The Register of War Damaged Properties records every incident that befell churches, manses and halls across the country, setting out the date, the extent of damage caused and the cost of repairs to hundreds of properties in communities including Peterhead, Fraserburgh, Aberdeen, Edinburgh, Glasgow, Greenock, Clydebank, Lossiemouth, Kirkcudbright and Kirkcaldy.
The ledger, which has been preserved for decades in the Kirk’s offices in Edinburgh, will soon be handed to the National Archives of Scotland to enable historians to pore over it for the first time.
Dr Jeremy Crang, a senior lecturer at Edinburgh University, said the register shows the Kirk was “very much in the front line” and provided an “insight into the great challenges and trauma” members faced.
Rev Bill Hogg, convener of the Church of Scotland’s committee on church art and architecture, added: “This ledger provides an insight into what church people faced during the Second World War and how they must have felt threatened in their ordinary life.
“Damaged churches must have been quite devastating for communities because they are regarded as places of stability and continuity.
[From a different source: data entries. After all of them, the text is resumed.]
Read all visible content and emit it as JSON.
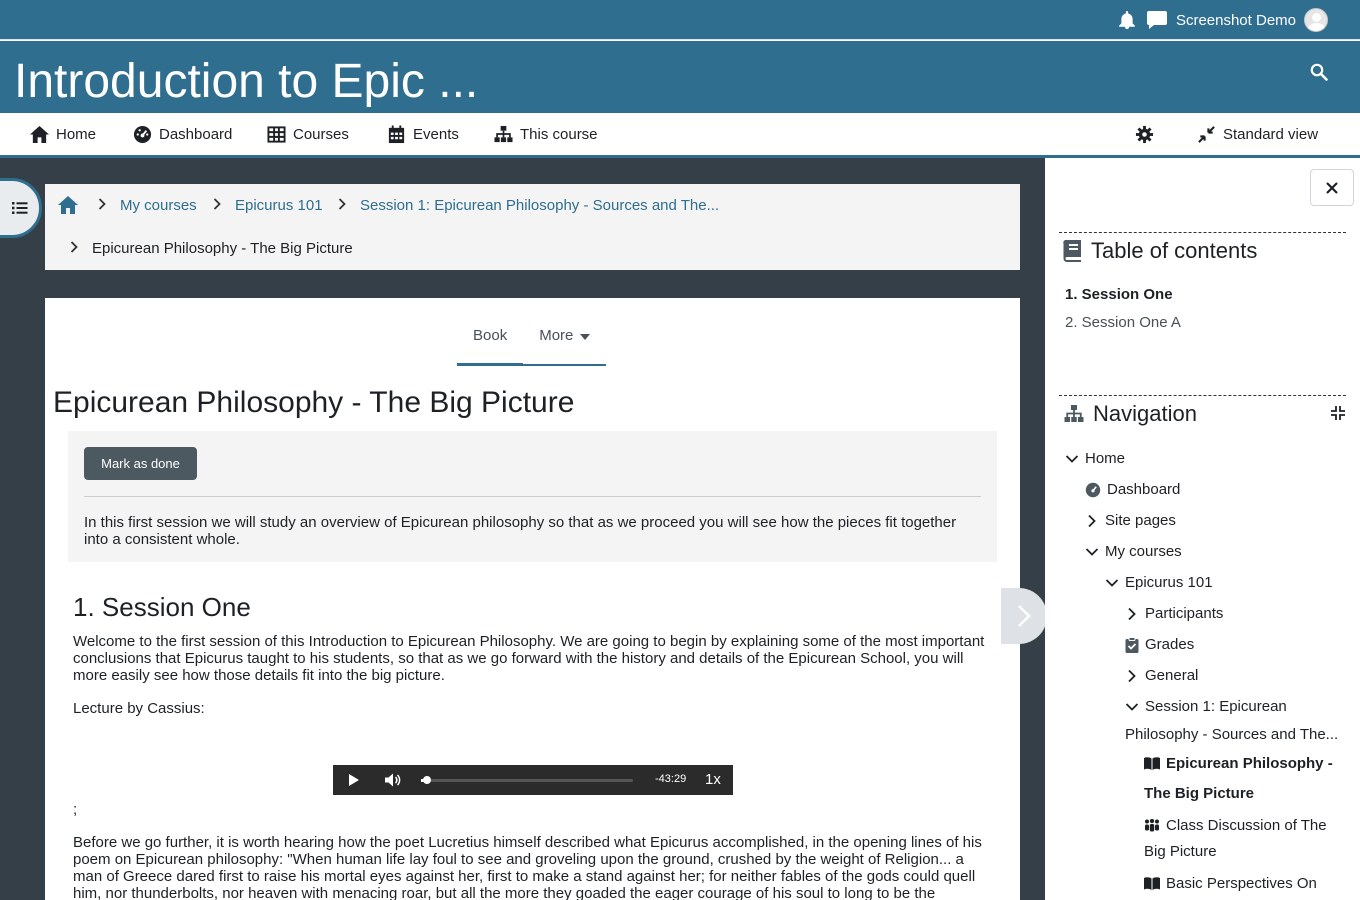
{
  "topbar": {
    "user_name": "Screenshot Demo"
  },
  "banner": {
    "course_title": "Introduction to Epic ..."
  },
  "nav": {
    "home": "Home",
    "dashboard": "Dashboard",
    "courses": "Courses",
    "events": "Events",
    "this_course": "This course",
    "standard_view": "Standard view"
  },
  "breadcrumb": {
    "my_courses": "My courses",
    "course": "Epicurus 101",
    "session": "Session 1: Epicurean Philosophy - Sources and The...",
    "current": "Epicurean Philosophy - The Big Picture"
  },
  "tabs": {
    "book": "Book",
    "more": "More"
  },
  "page": {
    "title": "Epicurean Philosophy - The Big Picture",
    "mark_done": "Mark as done",
    "intro": "In this first session we will study an overview of Epicurean philosophy so that as we proceed you will see how the pieces fit together into a consistent whole.",
    "section_title": "1. Session One",
    "para1": "Welcome to the first session of this Introduction to Epicurean Philosophy.  We are going to begin by explaining some of the most important conclusions that Epicurus taught to his students, so that as we go forward with the history and details of the Epicurean School, you will more easily see how those details fit into the big picture.",
    "lecture": "Lecture by Cassius:",
    "semicolon": ";",
    "para2": "Before we go further, it is worth hearing how the poet Lucretius himself described what Epicurus accomplished, in the opening lines of his poem on Epicurean philosophy: \"When human life lay foul to see and groveling upon the ground, crushed by the weight of Religion... a man of Greece dared first to raise his mortal eyes against her, first to make a stand against her; for neither fables of the gods could quell him, nor thunderbolts, nor heaven with menacing roar, but all the more they goaded the eager courage of his soul to long to be the"
  },
  "player": {
    "time": "-43:29",
    "speed": "1x",
    "progress": 0.02
  },
  "toc": {
    "title": "Table of contents",
    "items": [
      "1. Session One",
      "2. Session One A"
    ]
  },
  "navigation": {
    "title": "Navigation",
    "home": "Home",
    "dashboard": "Dashboard",
    "site_pages": "Site pages",
    "my_courses": "My courses",
    "course": "Epicurus 101",
    "participants": "Participants",
    "grades": "Grades",
    "general": "General",
    "session_line1": "Session 1: Epicurean",
    "session_line2": "Philosophy - Sources and The...",
    "book_line1": "Epicurean Philosophy -",
    "book_line2": "The Big Picture",
    "forum_line1": "Class Discussion of The",
    "forum_line2": "Big Picture",
    "book2_line1": "Basic Perspectives On"
  },
  "colors": {
    "brand": "#2f6e8f",
    "dark_bg": "#353f47"
  }
}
What this register represents is the attempt the Church was making to keep things going.”
A total of 89 cities and towns were bombed across Scotland during the war and official figures estimate 2,298 people were killed, and 5,725 injured.
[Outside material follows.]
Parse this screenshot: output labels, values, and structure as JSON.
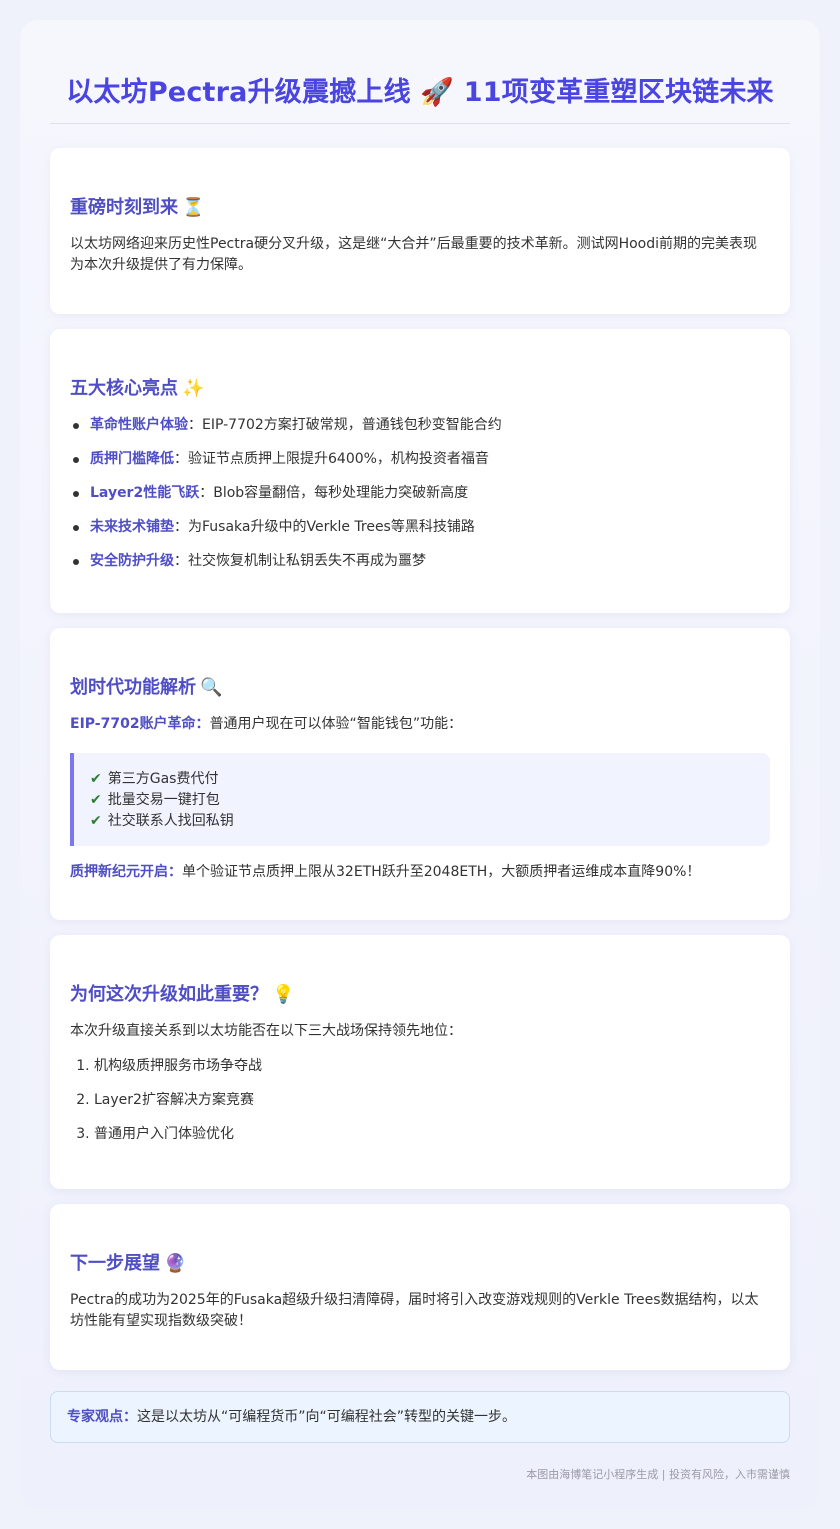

Most casualties occurred during the two-night Clydebank Blitz in March 1941 which claimed the lives of 528 people and left 617 severely injured.
Bearsden South Church near Glasgow, now known as Bearsden Cross Church, was rebuilt after being hit by an incendiary bomb dropped by a plane returning from the Clydebank raid. The ledger states: “Totally destroyed – only walls standing.”
Audrey Taylor, 81, who has been attending the church since she was three, remembers her father, an air raid warden, went out while the rest of the family hid under the dining room table.
She said: “It was devastating for Bearsden because it was the only building hit, but it brought the community together.”